Em tempos de expansão do discurso de ódio e da xenofobia, o Papa não poderia ser mais cristalino ao evocar o Evangelho de São Mateus quando Jesus se colocou na pele do estrangeiro dizendo: ”eu era estrangeiro e vocês me acolheram.” Concluindo, afirmou no dia 12 de junho, data da entrada em vigor do novo Pacto Europeu sobre Asilo e Migrações, que “a dignidade não tem passaporte”.
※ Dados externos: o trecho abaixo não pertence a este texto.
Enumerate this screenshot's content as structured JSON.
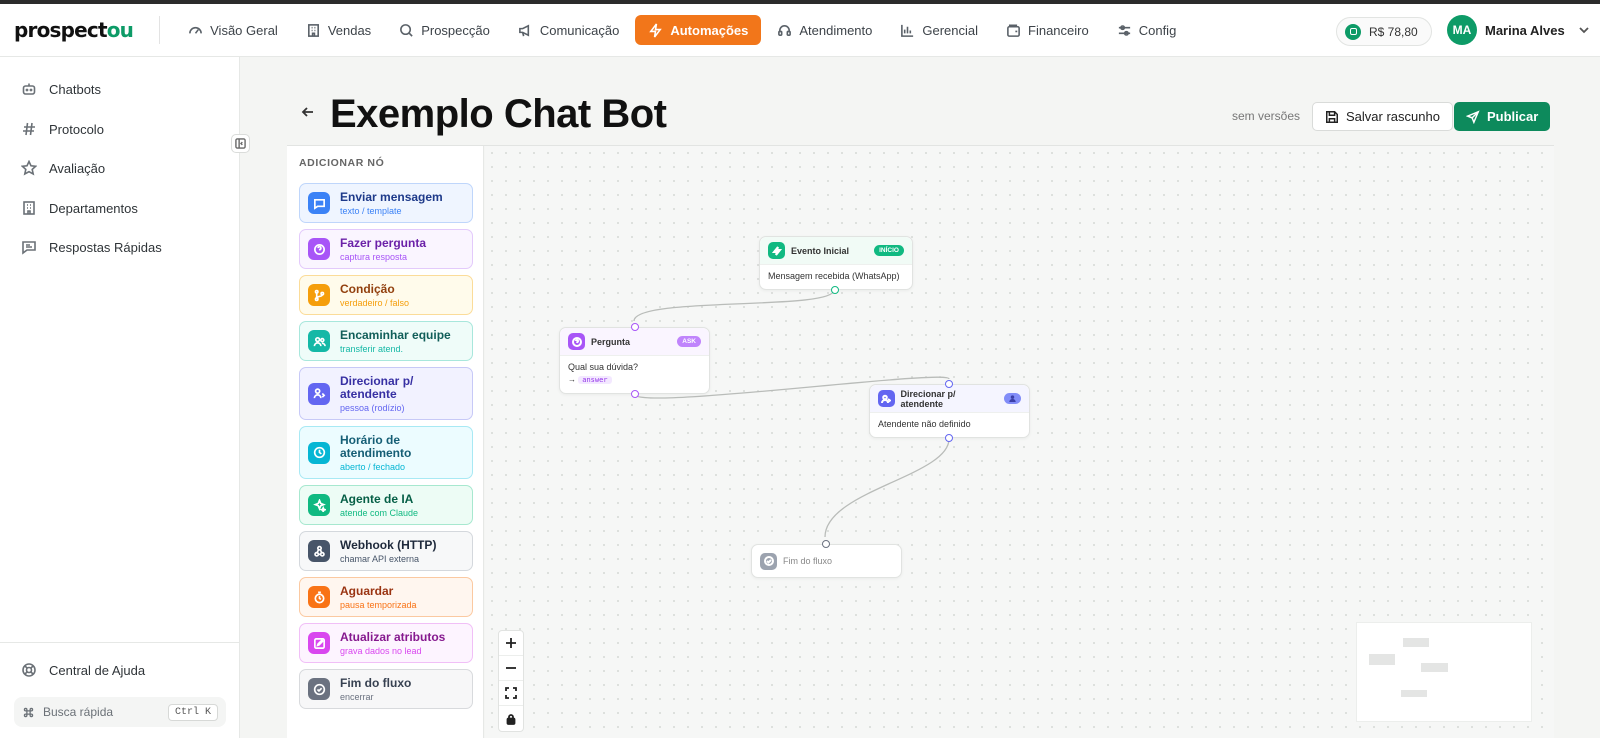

Os horrores da II Guerra Mundial e a tardia consciência da dimensão inominável do Holocausto estiveram na origem da Declaração Universal dos Direitos Humanos, adotada pelas Nações Unidas em dezembro de 1948, e da Convenção Europeia dos Direitos do Homem de 1950. A Europa é o maior espaço económico global, um espaço de livre circulação para 450 milhões de pessoas e historicamente um destino de abrigo para os que fogem de perseguições, sonham com a liberdade ou buscam uma melhor vida para si e para os seus filhos.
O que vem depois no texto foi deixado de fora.